La realidad golpea con fuerza cada mañana. Estudiantes con uniformes escolares e indefensos infantes de la mano de sus madres deben mantener el equilibrio sobre la estructura maltrecha para poder salir del sector hacia sus centros educativos, incluyendo la cercana escuela Costa Rica, la cual también presenta serios deterioros estructurales en sus paredes periféricas. El entorno que rodea este paso improvisado es alarmante: el estancamiento de aguas residuales y la acumulación descontrolada de basura han convertido la cañada en un vertedero a cielo abierto. Esta preocupante situación no solo eleva las alarmas por el riesgo de una caída fatal, sino también por el inminente brote de enfermedades epidemiológicas como el dengue, la leptospirosis y afecciones de la piel, producto de la proliferación de mosquitos y ratas.

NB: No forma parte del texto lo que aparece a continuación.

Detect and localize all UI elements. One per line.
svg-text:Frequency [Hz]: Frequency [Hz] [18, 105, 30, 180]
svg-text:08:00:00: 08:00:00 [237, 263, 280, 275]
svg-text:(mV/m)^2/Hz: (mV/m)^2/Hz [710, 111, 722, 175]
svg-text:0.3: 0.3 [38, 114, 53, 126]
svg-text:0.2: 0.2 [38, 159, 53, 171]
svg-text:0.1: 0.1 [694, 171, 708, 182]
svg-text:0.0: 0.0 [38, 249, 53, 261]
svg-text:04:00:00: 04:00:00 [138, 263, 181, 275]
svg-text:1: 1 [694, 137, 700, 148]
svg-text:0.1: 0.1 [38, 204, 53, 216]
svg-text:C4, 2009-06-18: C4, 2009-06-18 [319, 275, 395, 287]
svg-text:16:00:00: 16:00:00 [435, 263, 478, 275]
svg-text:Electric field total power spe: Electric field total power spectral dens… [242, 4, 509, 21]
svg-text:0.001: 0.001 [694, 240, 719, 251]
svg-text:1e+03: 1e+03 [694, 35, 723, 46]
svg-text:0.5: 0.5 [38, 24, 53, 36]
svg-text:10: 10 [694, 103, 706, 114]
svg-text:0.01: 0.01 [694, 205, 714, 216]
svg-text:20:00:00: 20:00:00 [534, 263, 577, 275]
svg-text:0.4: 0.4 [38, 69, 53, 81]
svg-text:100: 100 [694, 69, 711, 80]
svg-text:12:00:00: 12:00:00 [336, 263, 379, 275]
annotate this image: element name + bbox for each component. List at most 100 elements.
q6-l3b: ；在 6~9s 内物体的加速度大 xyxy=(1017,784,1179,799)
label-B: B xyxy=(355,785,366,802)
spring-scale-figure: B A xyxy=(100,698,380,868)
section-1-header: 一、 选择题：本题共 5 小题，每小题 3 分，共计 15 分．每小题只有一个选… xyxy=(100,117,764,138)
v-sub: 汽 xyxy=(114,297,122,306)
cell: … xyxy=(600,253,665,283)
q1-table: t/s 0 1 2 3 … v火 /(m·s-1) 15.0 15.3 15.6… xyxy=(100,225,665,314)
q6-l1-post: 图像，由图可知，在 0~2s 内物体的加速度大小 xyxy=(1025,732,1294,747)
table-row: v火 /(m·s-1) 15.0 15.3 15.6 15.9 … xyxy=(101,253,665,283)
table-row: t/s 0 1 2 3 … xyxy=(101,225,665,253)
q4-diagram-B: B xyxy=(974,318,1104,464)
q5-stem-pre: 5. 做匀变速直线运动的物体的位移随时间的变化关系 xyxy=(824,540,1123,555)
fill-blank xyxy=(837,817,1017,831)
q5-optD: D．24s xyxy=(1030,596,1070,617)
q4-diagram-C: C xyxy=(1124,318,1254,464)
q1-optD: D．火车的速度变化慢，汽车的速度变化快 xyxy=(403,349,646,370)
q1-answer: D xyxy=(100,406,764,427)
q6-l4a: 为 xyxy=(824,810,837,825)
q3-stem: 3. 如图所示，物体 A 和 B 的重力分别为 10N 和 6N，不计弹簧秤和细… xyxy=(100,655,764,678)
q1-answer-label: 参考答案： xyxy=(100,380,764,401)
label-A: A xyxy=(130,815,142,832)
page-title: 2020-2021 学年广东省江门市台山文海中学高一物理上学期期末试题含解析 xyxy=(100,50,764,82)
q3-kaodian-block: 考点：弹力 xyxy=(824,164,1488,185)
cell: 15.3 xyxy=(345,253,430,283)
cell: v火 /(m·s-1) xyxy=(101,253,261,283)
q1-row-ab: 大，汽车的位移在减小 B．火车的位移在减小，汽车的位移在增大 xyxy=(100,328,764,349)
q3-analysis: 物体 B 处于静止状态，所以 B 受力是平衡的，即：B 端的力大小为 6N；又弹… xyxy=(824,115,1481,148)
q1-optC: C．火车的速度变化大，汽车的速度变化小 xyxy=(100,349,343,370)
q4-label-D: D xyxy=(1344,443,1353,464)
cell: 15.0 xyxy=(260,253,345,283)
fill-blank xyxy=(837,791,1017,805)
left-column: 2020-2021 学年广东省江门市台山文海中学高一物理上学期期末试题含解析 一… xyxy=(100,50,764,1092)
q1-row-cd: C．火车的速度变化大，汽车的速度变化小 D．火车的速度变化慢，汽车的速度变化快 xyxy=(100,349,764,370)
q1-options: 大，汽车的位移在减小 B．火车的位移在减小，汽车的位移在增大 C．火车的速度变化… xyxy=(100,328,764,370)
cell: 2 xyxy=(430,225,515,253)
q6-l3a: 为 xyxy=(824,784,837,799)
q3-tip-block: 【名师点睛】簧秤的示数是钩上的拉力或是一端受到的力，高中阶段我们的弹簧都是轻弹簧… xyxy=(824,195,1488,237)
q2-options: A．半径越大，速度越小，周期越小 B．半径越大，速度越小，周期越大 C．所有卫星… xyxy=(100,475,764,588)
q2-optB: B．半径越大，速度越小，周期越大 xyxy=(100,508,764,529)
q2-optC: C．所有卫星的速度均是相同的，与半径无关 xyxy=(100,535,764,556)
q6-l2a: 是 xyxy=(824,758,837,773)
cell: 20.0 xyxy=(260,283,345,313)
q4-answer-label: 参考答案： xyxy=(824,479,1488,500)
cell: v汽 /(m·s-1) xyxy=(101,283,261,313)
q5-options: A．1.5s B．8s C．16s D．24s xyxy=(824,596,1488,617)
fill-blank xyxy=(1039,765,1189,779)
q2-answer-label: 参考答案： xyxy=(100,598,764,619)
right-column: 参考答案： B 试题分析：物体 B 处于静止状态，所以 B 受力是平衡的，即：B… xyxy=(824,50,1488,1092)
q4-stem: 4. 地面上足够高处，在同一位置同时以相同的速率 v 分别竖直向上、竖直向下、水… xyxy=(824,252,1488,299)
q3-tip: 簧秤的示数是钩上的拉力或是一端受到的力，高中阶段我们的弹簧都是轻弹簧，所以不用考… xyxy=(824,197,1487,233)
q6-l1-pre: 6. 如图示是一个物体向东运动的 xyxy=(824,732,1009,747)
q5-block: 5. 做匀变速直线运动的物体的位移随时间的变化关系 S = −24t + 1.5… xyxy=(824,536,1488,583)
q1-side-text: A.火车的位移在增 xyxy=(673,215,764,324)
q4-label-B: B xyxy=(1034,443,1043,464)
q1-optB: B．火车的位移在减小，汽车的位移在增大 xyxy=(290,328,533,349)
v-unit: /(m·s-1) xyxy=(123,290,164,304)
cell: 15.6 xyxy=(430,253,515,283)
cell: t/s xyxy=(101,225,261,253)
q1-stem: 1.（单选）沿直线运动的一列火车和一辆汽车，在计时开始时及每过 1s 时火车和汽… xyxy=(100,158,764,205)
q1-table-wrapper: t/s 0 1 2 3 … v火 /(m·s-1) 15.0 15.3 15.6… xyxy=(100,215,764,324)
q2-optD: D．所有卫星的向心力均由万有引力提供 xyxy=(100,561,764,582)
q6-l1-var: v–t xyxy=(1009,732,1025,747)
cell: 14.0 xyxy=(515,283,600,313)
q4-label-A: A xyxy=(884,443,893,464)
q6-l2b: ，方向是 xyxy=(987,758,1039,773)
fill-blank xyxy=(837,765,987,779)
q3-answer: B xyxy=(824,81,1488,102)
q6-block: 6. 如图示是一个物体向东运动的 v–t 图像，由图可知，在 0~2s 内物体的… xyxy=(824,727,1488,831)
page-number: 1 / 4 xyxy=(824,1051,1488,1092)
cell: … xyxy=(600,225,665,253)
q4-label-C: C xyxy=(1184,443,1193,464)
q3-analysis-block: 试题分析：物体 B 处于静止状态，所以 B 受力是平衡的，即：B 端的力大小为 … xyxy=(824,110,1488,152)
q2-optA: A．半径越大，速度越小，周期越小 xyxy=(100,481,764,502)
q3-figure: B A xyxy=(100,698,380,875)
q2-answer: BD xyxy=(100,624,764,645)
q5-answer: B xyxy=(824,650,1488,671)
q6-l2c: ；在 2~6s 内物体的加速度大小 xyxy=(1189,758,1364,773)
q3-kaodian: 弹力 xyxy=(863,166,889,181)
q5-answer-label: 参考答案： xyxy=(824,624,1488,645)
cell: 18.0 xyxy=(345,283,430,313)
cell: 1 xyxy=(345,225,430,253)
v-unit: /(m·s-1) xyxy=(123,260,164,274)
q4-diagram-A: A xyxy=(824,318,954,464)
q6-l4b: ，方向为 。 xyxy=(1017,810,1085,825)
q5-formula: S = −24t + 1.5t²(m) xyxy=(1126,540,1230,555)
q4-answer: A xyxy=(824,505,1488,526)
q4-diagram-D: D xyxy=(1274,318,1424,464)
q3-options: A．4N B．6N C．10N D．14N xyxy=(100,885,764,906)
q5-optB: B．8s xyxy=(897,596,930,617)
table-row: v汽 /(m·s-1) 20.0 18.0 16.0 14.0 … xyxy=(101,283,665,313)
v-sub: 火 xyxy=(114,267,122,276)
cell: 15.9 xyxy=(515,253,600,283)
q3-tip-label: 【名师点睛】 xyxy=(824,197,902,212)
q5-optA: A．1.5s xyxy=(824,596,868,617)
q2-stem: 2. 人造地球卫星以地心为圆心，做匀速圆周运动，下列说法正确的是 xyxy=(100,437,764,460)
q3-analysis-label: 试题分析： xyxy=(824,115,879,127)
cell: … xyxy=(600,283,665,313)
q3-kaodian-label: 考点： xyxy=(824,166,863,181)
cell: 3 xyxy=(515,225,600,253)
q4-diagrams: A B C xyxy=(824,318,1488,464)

Los moradores del sector manifestaron al equipo de NoticiasEnlineaRD que se encuentran “cansados y desamparados” tras años de promesas incumplidas. La preocupación colectiva se intensifica al recordar el trágico historial de inundaciones que ha golpeado a este sector, donde las crecidas repentinas de la cañada ya han destruido viviendas, arrastrado vehículos y cobrado vidas humanas en el pasado. A pesar de las cuantiosas inversiones millonarias anunciadas anteriormente por el gobierno para el saneamiento pluvial del área, la rotura previa de barreras de contención y la falta de un mantenimiento profundo mantienen a los lugareños en un estado de vulnerabilidad extrema cada vez que se registran precipitaciones sobre el Gran Santo Domingo.
Ante el inminente peligro de que el precario viaducto termine de ceder, los líderes comunitarios y las familias de Las 800 hacen un llamado de extrema urgencia a las autoridades municipales, al Ministerio de Obras Públicas y, de manera directa, a la dirección de la CAASD. Exigen de forma inmediata la construcción de un puente peatonal digno y seguro, así como un operativo integral de dragado y saneamiento ambiental de la cañada. La advertencia de la barriada es clara: no quieren que las autoridades asistan a lamentarse cuando ya sea demasiado tarde y la negligencia estatal se haya cobrado otra vida inocente.